Anyway, this entire interaction with Gideon and Mini was actually around ten minutes as we ran off into the forest to look at some birds and trees. Here is a self-timed photo of our entire team and our tour guide Frank, taken on a cracked iPhone.

At night, we all took a boat ride to look for caimans. Jon and Paul told us hilarious stories over dessert after dinner. I taught everyone how to use Airdrop. It was still cold and drizzly and half the team got chigger bites. But the hot chocolate. Oh man. 

Day 9: Inkaterra Guide Field Station, Peru  —> Lima, Peru

The weather is paradise today, once again. Birds wake me up in the morning, that's how much of a dream it is.

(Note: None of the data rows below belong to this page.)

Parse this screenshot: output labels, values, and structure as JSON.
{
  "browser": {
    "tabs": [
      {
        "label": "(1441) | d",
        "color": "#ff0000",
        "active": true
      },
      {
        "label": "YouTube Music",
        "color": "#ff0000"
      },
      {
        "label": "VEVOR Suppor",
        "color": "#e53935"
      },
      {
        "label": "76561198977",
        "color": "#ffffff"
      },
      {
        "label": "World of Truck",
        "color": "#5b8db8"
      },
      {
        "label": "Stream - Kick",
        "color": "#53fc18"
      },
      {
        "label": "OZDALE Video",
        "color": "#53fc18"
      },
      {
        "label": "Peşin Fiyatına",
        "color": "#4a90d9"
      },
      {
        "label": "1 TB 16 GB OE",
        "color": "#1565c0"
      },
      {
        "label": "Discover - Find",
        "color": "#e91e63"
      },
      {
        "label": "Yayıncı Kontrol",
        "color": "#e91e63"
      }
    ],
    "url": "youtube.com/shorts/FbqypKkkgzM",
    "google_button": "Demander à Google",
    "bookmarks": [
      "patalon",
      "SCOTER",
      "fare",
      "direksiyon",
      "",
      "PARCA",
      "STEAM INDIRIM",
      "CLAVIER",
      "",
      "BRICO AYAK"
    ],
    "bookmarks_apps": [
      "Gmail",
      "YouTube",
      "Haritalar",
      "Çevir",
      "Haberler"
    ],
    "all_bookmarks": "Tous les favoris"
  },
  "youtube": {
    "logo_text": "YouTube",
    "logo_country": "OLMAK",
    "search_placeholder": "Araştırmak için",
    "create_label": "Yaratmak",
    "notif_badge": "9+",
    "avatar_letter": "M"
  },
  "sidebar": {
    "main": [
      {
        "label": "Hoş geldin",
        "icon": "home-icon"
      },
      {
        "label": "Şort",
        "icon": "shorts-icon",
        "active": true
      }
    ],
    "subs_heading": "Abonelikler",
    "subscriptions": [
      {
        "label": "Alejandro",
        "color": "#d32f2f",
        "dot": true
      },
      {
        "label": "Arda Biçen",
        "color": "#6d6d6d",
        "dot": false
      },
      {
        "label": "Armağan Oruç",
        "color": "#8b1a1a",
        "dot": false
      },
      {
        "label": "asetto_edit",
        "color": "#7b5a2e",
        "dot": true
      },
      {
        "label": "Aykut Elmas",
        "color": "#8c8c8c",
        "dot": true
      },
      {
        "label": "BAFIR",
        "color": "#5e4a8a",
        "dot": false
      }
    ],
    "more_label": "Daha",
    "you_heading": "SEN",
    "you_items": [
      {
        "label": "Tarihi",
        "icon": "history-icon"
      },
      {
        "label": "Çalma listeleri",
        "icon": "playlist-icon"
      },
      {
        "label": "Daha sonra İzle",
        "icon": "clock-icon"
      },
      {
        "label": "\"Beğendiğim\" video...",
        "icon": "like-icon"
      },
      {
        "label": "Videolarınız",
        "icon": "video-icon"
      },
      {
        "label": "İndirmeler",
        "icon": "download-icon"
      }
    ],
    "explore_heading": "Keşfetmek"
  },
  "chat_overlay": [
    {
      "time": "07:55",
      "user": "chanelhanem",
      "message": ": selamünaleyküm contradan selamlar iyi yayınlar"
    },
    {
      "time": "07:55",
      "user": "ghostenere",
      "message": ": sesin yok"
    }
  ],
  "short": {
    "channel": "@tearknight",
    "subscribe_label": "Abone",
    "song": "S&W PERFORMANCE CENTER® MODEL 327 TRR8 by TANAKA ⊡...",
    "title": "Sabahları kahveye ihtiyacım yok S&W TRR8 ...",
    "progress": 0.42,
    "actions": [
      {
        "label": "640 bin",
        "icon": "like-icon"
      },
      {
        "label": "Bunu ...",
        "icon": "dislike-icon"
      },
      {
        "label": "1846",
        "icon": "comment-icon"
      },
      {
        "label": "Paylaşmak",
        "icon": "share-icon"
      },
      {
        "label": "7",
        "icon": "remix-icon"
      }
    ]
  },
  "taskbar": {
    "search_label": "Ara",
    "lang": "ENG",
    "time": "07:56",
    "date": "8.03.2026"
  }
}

After three attempts, Frank finally leads us to the family of capuchin monkeys on River Island, the island a few minutes away from the lodge that's, surprise, surrounded by a river. These monkeys were rescued from a pet store and have been living on the island since. Spot the monkey: 

Today is a travel day as we head back to Lima. Through the airplane window, I saw huge patches of forest that were brown from the trunks of all the felled trees and it made me sad. I don't think I'll ever forget seeing the shadow of our plane cruise down towards the deep green trees in Puerto Maldonado when we first arrived a week ago. Someone named Emiliano (whom we won't meet until the team goes to Brazil in three weeks, but I'm writing this in both present and future) told me that the feeling of first seeing the Amazon rainforest never leaves you, and I'm glad.  

Alice Dai has worked with Foldscope since high school and will be a junior at Duke University this fall. She is the trip blogger/photographer. 

All photos taken by Alice unless otherwise attributed.